Intervention de Catherine Troendle

Réunion du 2 février 2011 à 21h30
Immigration intégration et nationalité — Suite de la discussion d'un projet de loi

Photo de Catherine TroendleCatherine Troendle :

Au-delà du débat sémantique que nous avons eu en commission, intégration et assimilation balisent le chemin vers l’acquisition de la nationalité française. Ce parcours prendra en compte les efforts d’intégration, car le renouvellement de la carte de séjour temporaire comme l’obtention d’un titre de résident seront désormais subordonnés au respect des exigences du contrat d’accueil et d’intégration, qui se veut plus pragmatique au regard de la connaissance du français : il n'y a pas d’intégration possible sans maîtrise de la langue.

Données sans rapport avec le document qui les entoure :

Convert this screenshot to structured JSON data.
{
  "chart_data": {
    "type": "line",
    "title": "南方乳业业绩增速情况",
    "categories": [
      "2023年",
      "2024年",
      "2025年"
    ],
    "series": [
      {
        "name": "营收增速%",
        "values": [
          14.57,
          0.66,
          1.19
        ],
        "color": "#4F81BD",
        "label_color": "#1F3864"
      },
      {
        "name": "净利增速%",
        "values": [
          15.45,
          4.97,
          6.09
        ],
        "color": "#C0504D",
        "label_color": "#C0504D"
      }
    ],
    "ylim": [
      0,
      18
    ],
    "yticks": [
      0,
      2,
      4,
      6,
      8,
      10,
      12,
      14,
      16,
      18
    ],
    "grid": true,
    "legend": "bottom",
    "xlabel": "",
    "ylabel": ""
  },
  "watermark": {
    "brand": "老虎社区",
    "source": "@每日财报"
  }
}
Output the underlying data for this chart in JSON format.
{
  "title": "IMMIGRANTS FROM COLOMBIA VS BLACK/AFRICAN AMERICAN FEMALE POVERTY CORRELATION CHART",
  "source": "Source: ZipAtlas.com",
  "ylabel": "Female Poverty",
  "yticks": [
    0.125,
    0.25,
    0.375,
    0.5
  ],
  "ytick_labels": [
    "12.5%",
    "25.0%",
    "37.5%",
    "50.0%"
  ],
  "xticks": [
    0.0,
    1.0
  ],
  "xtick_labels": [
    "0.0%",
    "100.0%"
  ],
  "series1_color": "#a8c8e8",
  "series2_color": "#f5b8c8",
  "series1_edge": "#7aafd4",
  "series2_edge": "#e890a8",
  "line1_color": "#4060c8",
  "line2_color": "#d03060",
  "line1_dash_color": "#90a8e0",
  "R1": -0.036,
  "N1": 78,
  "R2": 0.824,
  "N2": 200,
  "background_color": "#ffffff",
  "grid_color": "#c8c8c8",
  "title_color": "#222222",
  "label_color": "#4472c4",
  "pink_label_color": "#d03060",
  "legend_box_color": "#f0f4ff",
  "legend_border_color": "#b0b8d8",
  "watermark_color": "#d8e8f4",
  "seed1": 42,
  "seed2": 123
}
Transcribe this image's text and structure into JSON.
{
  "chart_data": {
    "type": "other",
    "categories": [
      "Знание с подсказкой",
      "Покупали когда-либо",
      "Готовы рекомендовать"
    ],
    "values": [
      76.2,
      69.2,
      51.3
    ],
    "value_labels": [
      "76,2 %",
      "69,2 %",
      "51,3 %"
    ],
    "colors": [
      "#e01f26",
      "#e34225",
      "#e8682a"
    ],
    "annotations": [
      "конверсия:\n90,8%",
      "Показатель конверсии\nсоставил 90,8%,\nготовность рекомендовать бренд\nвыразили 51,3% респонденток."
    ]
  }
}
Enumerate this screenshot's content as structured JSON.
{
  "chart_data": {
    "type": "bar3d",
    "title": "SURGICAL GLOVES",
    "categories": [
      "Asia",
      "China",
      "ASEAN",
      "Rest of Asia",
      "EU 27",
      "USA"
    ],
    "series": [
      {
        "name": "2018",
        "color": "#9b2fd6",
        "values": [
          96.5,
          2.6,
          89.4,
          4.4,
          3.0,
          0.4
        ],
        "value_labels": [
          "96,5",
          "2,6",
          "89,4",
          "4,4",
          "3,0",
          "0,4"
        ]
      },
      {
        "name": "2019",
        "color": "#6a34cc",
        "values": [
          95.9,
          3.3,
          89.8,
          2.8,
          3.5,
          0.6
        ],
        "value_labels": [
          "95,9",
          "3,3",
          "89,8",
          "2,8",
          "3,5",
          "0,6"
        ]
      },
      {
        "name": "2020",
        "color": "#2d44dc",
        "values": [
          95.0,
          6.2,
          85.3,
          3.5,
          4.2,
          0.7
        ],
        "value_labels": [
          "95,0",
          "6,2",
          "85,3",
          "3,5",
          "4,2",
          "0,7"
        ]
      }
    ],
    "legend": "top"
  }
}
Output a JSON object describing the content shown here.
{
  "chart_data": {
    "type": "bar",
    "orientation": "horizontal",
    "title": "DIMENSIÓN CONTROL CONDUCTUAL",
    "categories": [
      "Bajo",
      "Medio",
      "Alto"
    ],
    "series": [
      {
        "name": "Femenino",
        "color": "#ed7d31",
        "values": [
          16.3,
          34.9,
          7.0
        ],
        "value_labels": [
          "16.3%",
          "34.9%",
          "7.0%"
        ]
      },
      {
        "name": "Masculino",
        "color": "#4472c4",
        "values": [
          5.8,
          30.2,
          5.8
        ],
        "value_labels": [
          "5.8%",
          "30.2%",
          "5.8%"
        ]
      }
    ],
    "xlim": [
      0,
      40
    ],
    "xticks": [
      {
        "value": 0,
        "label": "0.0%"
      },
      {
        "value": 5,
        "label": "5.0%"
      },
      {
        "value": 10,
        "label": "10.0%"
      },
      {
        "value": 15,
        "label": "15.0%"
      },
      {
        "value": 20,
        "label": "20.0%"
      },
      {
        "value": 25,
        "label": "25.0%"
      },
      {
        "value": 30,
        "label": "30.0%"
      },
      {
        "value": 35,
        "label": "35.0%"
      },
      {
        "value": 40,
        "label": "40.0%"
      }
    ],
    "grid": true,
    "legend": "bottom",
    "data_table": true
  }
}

Une charte des droits et des devoirs du citoyen, qui devra être signée par l’ensemble des étrangers naturalisés, sera mise en place. Ce texte représentera une marque d’adhésion de la part de l’étranger, qui s’engagera à respecter les symboles de notre République, à servir notre pays et à contribuer au rayonnement de celui-ci.

La signature d’une telle charte relève de la même démarche que le contrat d’accueil et d’intégration. Il s’agit de s’assurer que tous ceux qui veulent rejoindre la communauté nationale acquièrent les valeurs qui fondent notre pacte républicain.

Il est également cohérent de réduire la durée requise pour l’accès à la nationalité s’agissant de ceux qui satisfont à la condition d’assimilation posée par le code civil.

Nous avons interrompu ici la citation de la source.